Unternehmen profitieren, wenn ihre BEM-Verantwortlichen sicher handeln können. Das reduziert Unsicherheiten, verbessert die Qualität der Verfahren und stärkt die Zusammenarbeit zwischen Personalabteilung, Führungskräften, Betriebsrat, Schwerbehindertenvertretung und externen Ansprechpartnern.
Die BEMWerkstatt unterstützt Unternehmen dabei, BEM nicht nur formal umzusetzen, sondern im Alltag wirksam zu gestalten.
Typische Ergebnisse nach der Teilnahme
Nach der BEMWerkstatt haben Teilnehmende mehr Sicherheit darin,
- BEM-Fälle strukturiert zu analysieren,
- Gespräche professionell vorzubereiten und zu führen,
- Maßnahmen realistisch zu planen,
- Datenschutz und Vertraulichkeit zu berücksichtigen,
- schwierige Situationen besser einzuordnen,
- eigene Fälle fachlich zu reflektieren,
- BEM-Verfahren nachvollziehbar abzuschließen.
Damit wird aus theoretischem Wissen praktische Handlungssicherheit.
BEMWerkstatt 2026: Jetzt Platz sichern
Die nächste BEMWerkstatt startet am 24. August 2026 und findet online statt.

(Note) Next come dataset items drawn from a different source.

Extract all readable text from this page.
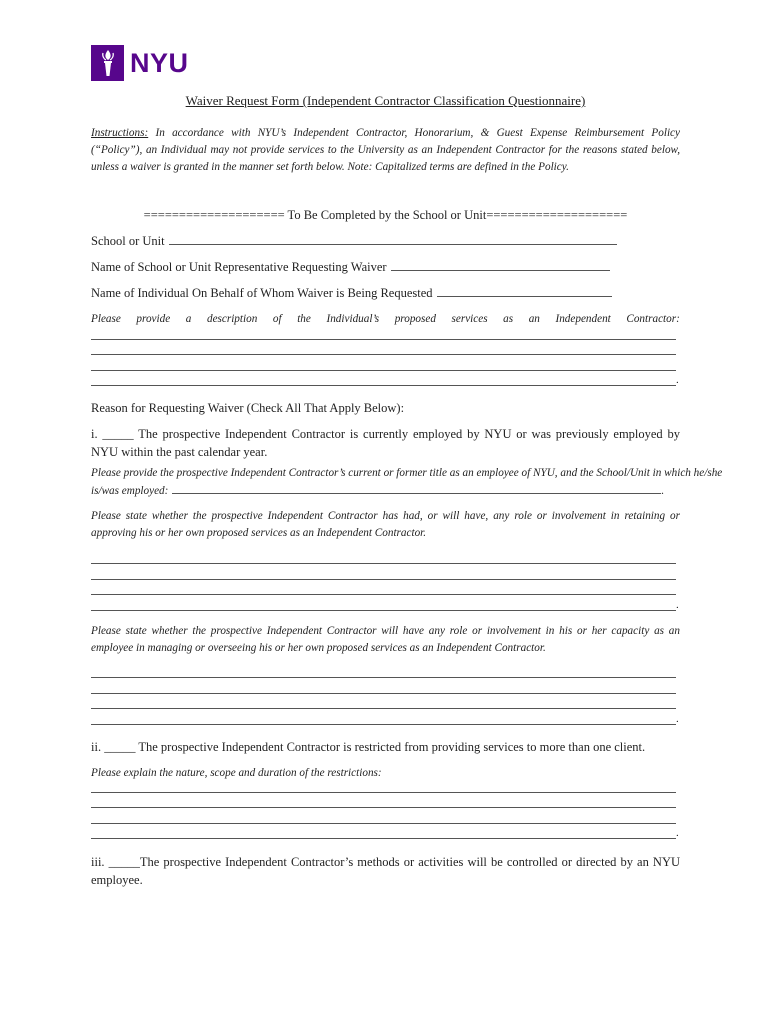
NYU
Waiver Request Form (Independent Contractor Classification Questionnaire)
Instructions: In accordance with NYU’s Independent Contractor, Honorarium, & Guest Expense Reimbursement Policy (“Policy”), an Individual may not provide services to the University as an Independent Contractor for the reasons stated below, unless a waiver is granted in the manner set forth below. Note: Capitalized terms are defined in the Policy.
==================== To Be Completed by the School or Unit====================
School or Unit
Name of School or Unit Representative Requesting Waiver
Name of Individual On Behalf of Whom Waiver is Being Requested
Please provide a description of the Individual’s proposed services as an Independent Contractor:
.
Reason for Requesting Waiver (Check All That Apply Below):
i. _____ The prospective Independent Contractor is currently employed by NYU or was previously employed by NYU within the past calendar year.
Please provide the prospective Independent Contractor’s current or former title as an employee of NYU, and the School/Unit in which he/she
is/was employed:	.
Please state whether the prospective Independent Contractor has had, or will have, any role or involvement in retaining or approving his or her own proposed services as an Independent Contractor.
.
Please state whether the prospective Independent Contractor will have any role or involvement in his or her capacity as an employee in managing or overseeing his or her own proposed services as an Independent Contractor.
.
ii. _____ The prospective Independent Contractor is restricted from providing services to more than one client.
Please explain the nature, scope and duration of the restrictions:
.
iii. _____The prospective Independent Contractor’s methods or activities will be controlled or directed by an NYU employee.
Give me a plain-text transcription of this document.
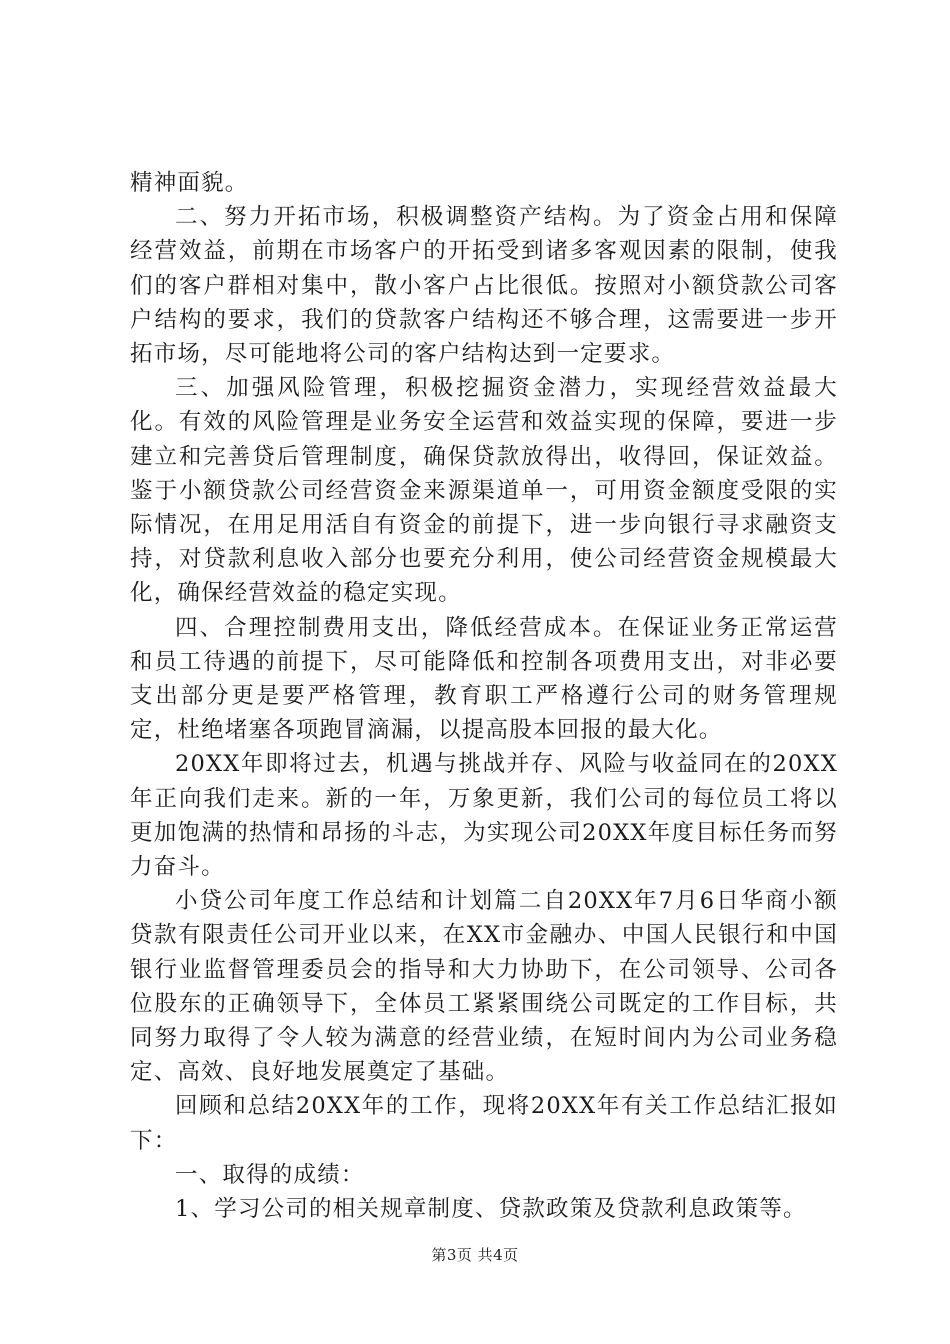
精神面貌。

二、努力开拓市场，积极调整资产结构。为了资金占用和保障经营效益，前期在市场客户的开拓受到诸多客观因素的限制，使我们的客户群相对集中，散小客户占比很低。按照对小额贷款公司客户结构的要求，我们的贷款客户结构还不够合理，这需要进一步开拓市场，尽可能地将公司的客户结构达到一定要求。

三、加强风险管理，积极挖掘资金潜力，实现经营效益最大化。有效的风险管理是业务安全运营和效益实现的保障，要进一步建立和完善贷后管理制度，确保贷款放得出，收得回，保证效益。鉴于小额贷款公司经营资金来源渠道单一，可用资金额度受限的实际情况，在用足用活自有资金的前提下，进一步向银行寻求融资支持，对贷款利息收入部分也要充分利用，使公司经营资金规模最大化，确保经营效益的稳定实现。

四、合理控制费用支出，降低经营成本。在保证业务正常运营和员工待遇的前提下，尽可能降低和控制各项费用支出，对非必要支出部分更是要严格管理，教育职工严格遵行公司的财务管理规定，杜绝堵塞各项跑冒滴漏，以提高股本回报的最大化。

20XX年即将过去，机遇与挑战并存、风险与收益同在的20XX年正向我们走来。新的一年，万象更新，我们公司的每位员工将以更加饱满的热情和昂扬的斗志，为实现公司20XX年度目标任务而努力奋斗。

小贷公司年度工作总结和计划篇二自20XX年7月6日华商小额贷款有限责任公司开业以来，在XX市金融办、中国人民银行和中国银行业监督管理委员会的指导和大力协助下，在公司领导、公司各位股东的正确领导下，全体员工紧紧围绕公司既定的工作目标，共同努力取得了令人较为满意的经营业绩，在短时间内为公司业务稳定、高效、良好地发展奠定了基础。

回顾和总结20XX年的工作，现将20XX年有关工作总结汇报如下：

一、取得的成绩：

1、学习公司的相关规章制度、贷款政策及贷款利息政策等。

第3页 共4页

Die Teilnehmerzahl ist auf maximal 12 Personen begrenzt, damit eine intensive und praxisnahe Arbeit möglich bleibt.
Wenn Sie BEM-Verfahren in Ihrem Unternehmen begleiten, koordinieren oder verantworten und Ihre Sicherheit im praktischen Fallmanagement stärken möchten, ist die BEMWerkstatt das passende Format.
Jetzt informieren und anmelden:
https://www.bem-extern.de/veranstaltungen/detail/bemwerkstatt
Fazit: BEM lernt man nicht nur im Seminarraum – sondern im Fall
Betriebliches Eingliederungsmanagement lebt von guter Struktur, sensibler Kommunikation und professioneller Fallarbeit. Genau deshalb braucht es Formate, die über reine Wissensvermittlung hinausgehen.
Die BEMWerkstatt bietet Raum für echte Praxisfragen, fachliche Begleitung und konkreten Transfer in den Arbeitsalltag.
Für alle, die BEM nicht nur kennen, sondern sicher anwenden möchten.